None of the side effects were deemed serious, and all of the participants stayed with the study through its 28-day checkup. Potentially problematic, however, was the finding that having a strong immune memory of adenovirus 5 reduced the immune system’s response to the spike protein a bit.
Immunity
The researchers tracked whether injections of the vaccine induced the production of antibodies via a sensitive test. Antibodies against the coronavirus spike protein were apparent by 14 days after the vaccine’s injection. By 28 days, all but three of the 108 participants had large increases in the level of antibodies to the spike protein. Quantifying the changes, the researchers found that a high dose of vaccine injection produced a response that was over double that of the low-dose group, with the medium dose falling in between. There was also a T cell response to the spike protein, which is important for a strong overall immune response.
The researchers also looked for antibodies that neutralized SARS-CoV-2, preventing it from infecting additional cells in culture. These were present in all the groups tested, with their frequency increasing with vaccine dose.
Overall, this is good news. But it’s also incomplete. Neutralizing a virus in culture is very different from neutralizing it in an actual organism. And there have been cases in the past where a vaccine has induced antibodies that make it easier for a virus to infect cells (by stabilizing the conformation in which the virus latches on to cells). So, we don’t know if the antibody production seen here will mean protection—that’s an issue for the next round of trials.

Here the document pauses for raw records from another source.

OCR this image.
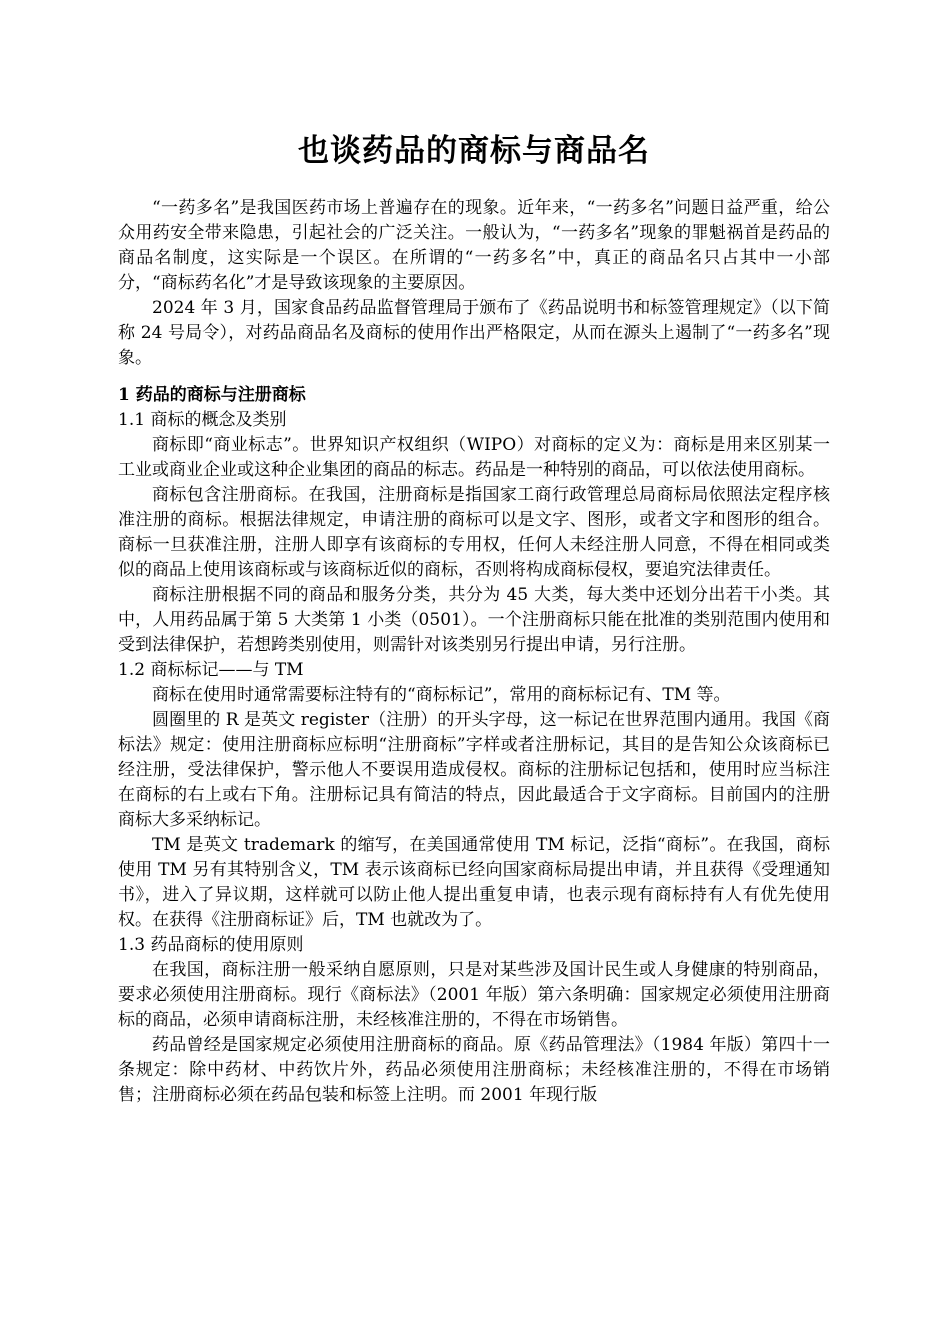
也谈药品的商标与商品名

“一药多名”是我国医药市场上普遍存在的现象。近年来，“一药多名”问题日益严重，给公众用药安全带来隐患，引起社会的广泛关注。一般认为，“一药多名”现象的罪魁祸首是药品的商品名制度，这实际是一个误区。在所谓的“一药多名”中，真正的商品名只占其中一小部分，“商标药名化”才是导致该现象的主要原因。

2024 年 3 月，国家食品药品监督管理局于颁布了《药品说明书和标签管理规定》（以下简称 24 号局令），对药品商品名及商标的使用作出严格限定，从而在源头上遏制了“一药多名”现象。

1 药品的商标与注册商标
1.1 商标的概念及类别

商标即“商业标志”。世界知识产权组织（WIPO）对商标的定义为：商标是用来区别某一工业或商业企业或这种企业集团的商品的标志。药品是一种特别的商品，可以依法使用商标。

商标包含注册商标。在我国，注册商标是指国家工商行政管理总局商标局依照法定程序核准注册的商标。根据法律规定，申请注册的商标可以是文字、图形，或者文字和图形的组合。商标一旦获准注册，注册人即享有该商标的专用权，任何人未经注册人同意，不得在相同或类似的商品上使用该商标或与该商标近似的商标，否则将构成商标侵权，要追究法律责任。

商标注册根据不同的商品和服务分类，共分为 45 大类，每大类中还划分出若干小类。其中，人用药品属于第 5 大类第 1 小类（0501）。一个注册商标只能在批准的类别范围内使用和受到法律保护，若想跨类别使用，则需针对该类别另行提出申请，另行注册。

1.2 商标标记——与 TM

商标在使用时通常需要标注特有的“商标标记”，常用的商标标记有、TM 等。

圆圈里的 R 是英文 register（注册）的开头字母，这一标记在世界范围内通用。我国《商标法》规定：使用注册商标应标明“注册商标”字样或者注册标记，其目的是告知公众该商标已经注册，受法律保护，警示他人不要误用造成侵权。商标的注册标记包括和，使用时应当标注在商标的右上或右下角。注册标记具有简洁的特点，因此最适合于文字商标。目前国内的注册商标大多采纳标记。

TM 是英文 trademark 的缩写，在美国通常使用 TM 标记，泛指“商标”。在我国，商标使用 TM 另有其特别含义，TM 表示该商标已经向国家商标局提出申请，并且获得《受理通知书》，进入了异议期，这样就可以防止他人提出重复申请，也表示现有商标持有人有优先使用权。在获得《注册商标证》后，TM 也就改为了。

1.3 药品商标的使用原则

在我国，商标注册一般采纳自愿原则，只是对某些涉及国计民生或人身健康的特别商品，要求必须使用注册商标。现行《商标法》（2001 年版）第六条明确：国家规定必须使用注册商标的商品，必须申请商标注册，未经核准注册的，不得在市场销售。

药品曾经是国家规定必须使用注册商标的商品。原《药品管理法》（1984 年版）第四十一条规定：除中药材、中药饮片外，药品必须使用注册商标；未经核准注册的，不得在市场销售；注册商标必须在药品包装和标签上注明。而 2001 年现行版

The authors also note that their participants were all younger than 60, so they didn’t include the population that’s at highest risk of infection.
Still, the work joins a number of similar studies that indicate it’s not difficult to produce an antibody response to SARS-CoV-2, and that response will typically include antibodies that neutralize the virus in tests. What we’re currently lacking are two pieces of key information. One is whether neutralizing antibodies effectively blockS the spread of the virus in people. We should get some information on that as we start to wrap up trials of the use of blood plasma from previously infected individuals.
The other key question is how long any immunity lasts. There have been a couple of reports of possible re-infections, but they remain rare and the details of what’s happening are lacking. This may be a question that we’ll just need time to answer.
If you want details on the trial’s design, it’s available from ClinicalTrials.gov.
The Lancet, 2020. DOI: 10.1016/ S0140-6736(20)31208-3 (About DOIs).